Central Alabama Pride, Inc. v. Larry Langford
Central Alabama Pride (CAP) has held a gay pride parade in Birmingham every year since 1989. Its Pride banners have been displayed in accordance with city policy. It is the same policy that allows the display of banners for a variety of events and organizations, including religious events. In May, 2008, Birmingham Mayor Larry Langford announced that he would neither sign a proclamation nor provide a permit for gay pride based on his religious beliefs that do not “condone that lifestyle choice.” The mayor went so far as to forbid city workers from attaching Pride banners on city poles. CAP filed a complaint against the city in August, 2008.
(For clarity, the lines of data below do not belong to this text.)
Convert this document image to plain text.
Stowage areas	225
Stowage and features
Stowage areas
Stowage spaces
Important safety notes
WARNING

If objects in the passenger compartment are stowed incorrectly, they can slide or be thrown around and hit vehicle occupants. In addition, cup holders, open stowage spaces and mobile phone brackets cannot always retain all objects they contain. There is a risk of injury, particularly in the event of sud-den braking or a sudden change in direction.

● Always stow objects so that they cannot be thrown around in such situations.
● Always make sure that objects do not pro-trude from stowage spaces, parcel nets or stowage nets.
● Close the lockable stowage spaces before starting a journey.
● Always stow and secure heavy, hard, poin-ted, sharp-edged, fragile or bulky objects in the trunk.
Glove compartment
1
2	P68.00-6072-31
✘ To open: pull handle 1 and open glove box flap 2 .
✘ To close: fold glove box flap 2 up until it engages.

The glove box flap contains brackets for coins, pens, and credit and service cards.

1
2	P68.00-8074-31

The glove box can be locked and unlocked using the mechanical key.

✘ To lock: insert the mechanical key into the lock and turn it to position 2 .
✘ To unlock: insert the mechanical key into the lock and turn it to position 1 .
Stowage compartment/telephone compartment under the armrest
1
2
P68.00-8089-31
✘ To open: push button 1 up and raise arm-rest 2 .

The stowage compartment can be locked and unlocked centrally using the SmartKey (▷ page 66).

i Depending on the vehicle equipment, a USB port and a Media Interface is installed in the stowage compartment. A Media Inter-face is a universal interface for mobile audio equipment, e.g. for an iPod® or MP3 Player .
Birmingham decided to allow a national antigay firm to represent the city, who filed a motion to dismiss the case. In December of 2008, Lambda Legal joined the case as co-counsel, after consultation with CAP and their lawyer, Birmingham civil rights attorney David Gespass. We are challenging Mayor Langford’s actions, claiming free speech and equal protection violations for denying CAP the same city resources that are available to other groups.
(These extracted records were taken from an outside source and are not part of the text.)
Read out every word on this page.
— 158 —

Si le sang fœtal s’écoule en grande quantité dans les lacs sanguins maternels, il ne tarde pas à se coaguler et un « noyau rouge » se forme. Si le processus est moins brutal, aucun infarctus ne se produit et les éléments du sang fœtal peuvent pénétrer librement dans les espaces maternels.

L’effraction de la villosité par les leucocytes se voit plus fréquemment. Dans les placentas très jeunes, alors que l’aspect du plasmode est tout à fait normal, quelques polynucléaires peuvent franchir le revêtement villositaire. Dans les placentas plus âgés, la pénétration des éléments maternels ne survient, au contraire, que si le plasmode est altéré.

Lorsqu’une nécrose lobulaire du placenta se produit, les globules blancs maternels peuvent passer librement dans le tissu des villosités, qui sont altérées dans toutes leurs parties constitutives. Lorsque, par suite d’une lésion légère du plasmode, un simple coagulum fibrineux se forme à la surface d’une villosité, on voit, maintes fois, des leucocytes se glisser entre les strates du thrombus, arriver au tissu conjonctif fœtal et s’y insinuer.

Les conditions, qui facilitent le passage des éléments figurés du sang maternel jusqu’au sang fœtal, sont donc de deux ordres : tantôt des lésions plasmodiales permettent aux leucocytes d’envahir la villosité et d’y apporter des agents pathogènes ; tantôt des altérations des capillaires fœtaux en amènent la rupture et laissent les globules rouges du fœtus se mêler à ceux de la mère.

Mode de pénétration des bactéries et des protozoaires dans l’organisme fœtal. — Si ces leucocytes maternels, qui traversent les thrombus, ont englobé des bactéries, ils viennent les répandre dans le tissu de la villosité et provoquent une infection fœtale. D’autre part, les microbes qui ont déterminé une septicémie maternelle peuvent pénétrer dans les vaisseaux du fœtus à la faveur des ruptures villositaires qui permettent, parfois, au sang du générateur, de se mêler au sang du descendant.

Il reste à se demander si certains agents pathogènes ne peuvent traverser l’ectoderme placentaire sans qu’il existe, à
Gay Pride parades play an important role in bringing our communities together and celebrating our lives, affirming our equal dignity and shedding the shame of a less enlightened past. Allowing government officials to discriminate against organizers of these events by denying city resources — whether it is permits, police or equipment — not only contradicts the very purpose of Pride events but also opens up potential discrimination against all LGBT persons. That the city is being represented by a national religious law firm with an agenda of reversing the gains of the LGBT community reveals an effort to use religion and personal morality as an excuse to discriminate. Winning this case will send a message to governments and government officials that it may not discriminate against our communities without facing consequences.
Lambda Legal's Impact
Lambda Legal hopes to stop any potential conservative policymaking strategies that seek to discriminate against Pride events by refusing to provide the city services and resources necessary to hold these events. Like this mayor, other government officials who seek political gain often do so on the backs of the LGBT community by using religion or a personal definition of morality to denounce LGBT events. A win here would help all LGBT individuals and communities ensure that government officials may not pick and choose who is allowed services based on religion or personal beliefs.
- February 2009 Lambda Legal joins the case in the U.S. District Court, Northern District of Alabama, at the request of Central Alabama Pride (CAP).
- September 2009 A settlement agreement is reached in the lawsuit. The city must pay legal costs and attorneys’ fees in excess of $40,000, and will establish non-discriminatory regulations for the approval of the hanging of banners on city property by city employees to announce upcoming public events.